Roehrig avoids most of these issues by giving us a very relatable 15 year old Flynn as the main protagonist. After an argument, Flynn’s ex-girlfriend January has gone missing and the police show up at his house for questioning. Flynn has a pretty big secret he wants to keep from everyone but is just as worried as everybody else about her disappearance, leading him to do a little snooping on his own. He discovers that the things January told Flynn about her new swanky private HS and job don’t match with reality and he might not know his best friend and ex girlfriend as well as he thought he did.

There are clues to January’s disappearance peppered throughout with plenty of suspects – her politically ambitious step father, his ruthless campaign manager, her pervy step brother, unhinged mother and a number of other people but I felt this was all delivered in a low key way that let you discover the clues on your own and make your guess rather than saying he/she’s the killer! Never mind they aren’t! Psyche! Not that there isn’t any misdirection but it felt natural to the story for me.
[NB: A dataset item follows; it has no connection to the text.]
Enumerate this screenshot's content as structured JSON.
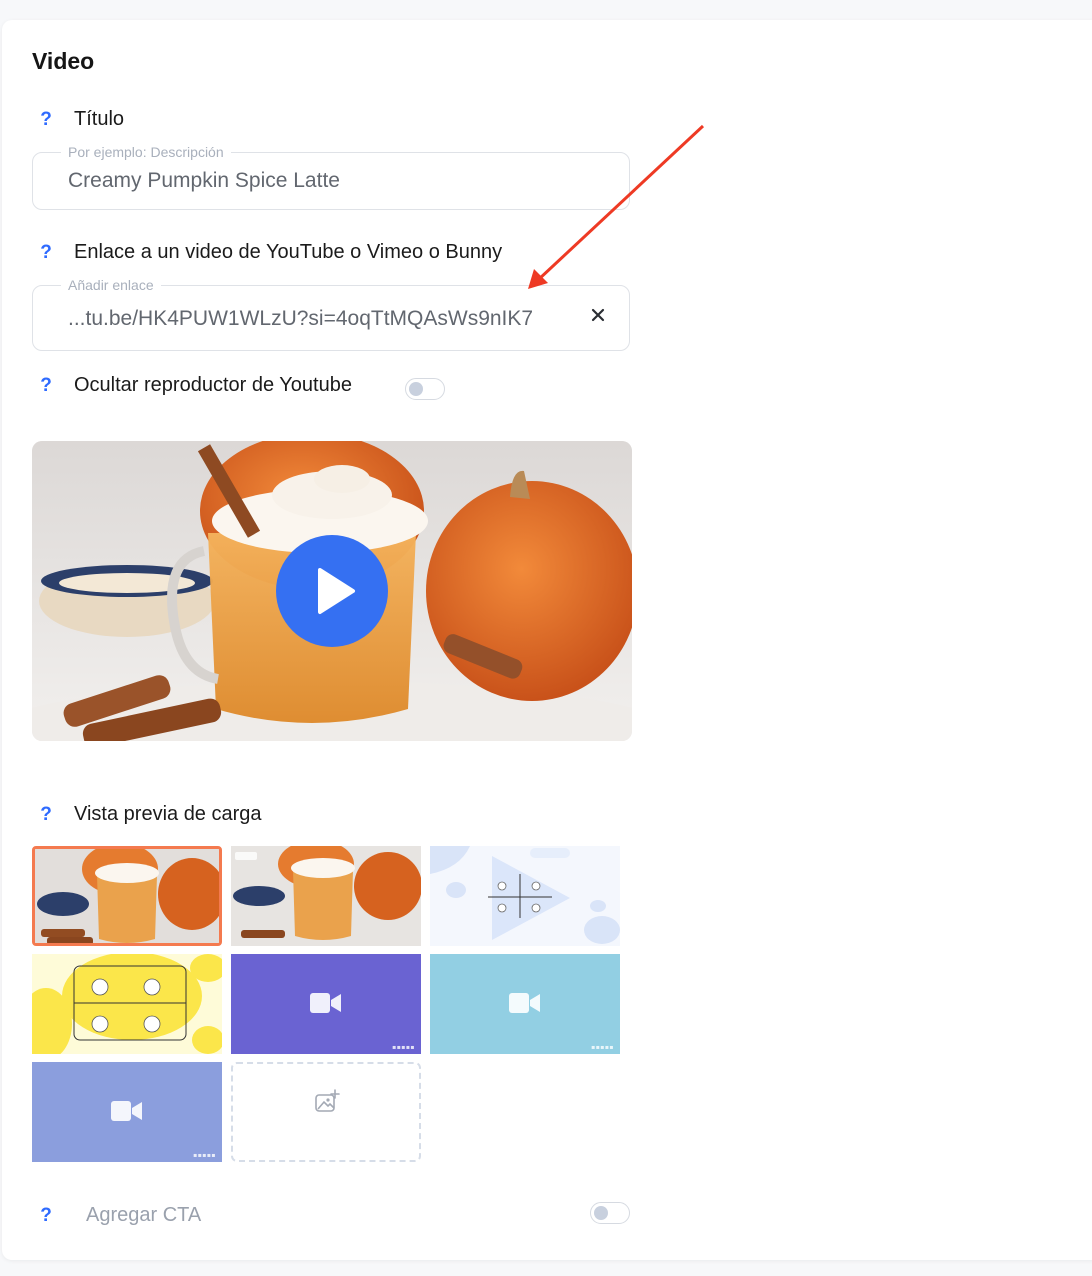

Then we have Flynn’s path to self discovery and acceptance via his search for January. Although January is mostly seen only through flashbacks, she’s just as vibrant a character as Flynn.

The author does a fantastic job of weaving Flynn’s memories of his time with January with his present predicament and new blossoming romance. I cared about all parties involved, worried for the outcome and was rooting for Flynn’s happiness.

There were a few awkward transitions between scenes with Flynn and, Kaz, the boy helping him investigate. They would be having a rather intense personal conversation – get sidetracked by the case – then it would pick up a few days later. I would have liked to see how they ended those encounters but that’s a minor nitpick.

I read very few mystery/thrillers so your mileage may vary on whether this works for you. For me Last Seen Leaving was moody, tense and surprisingly sweet and had the right balance of chills and character complexity. I would describe it as a genre cross between coming of age and a thriller. I’m really looking forward to Caleb Roehrig’s next book – White Rabbit.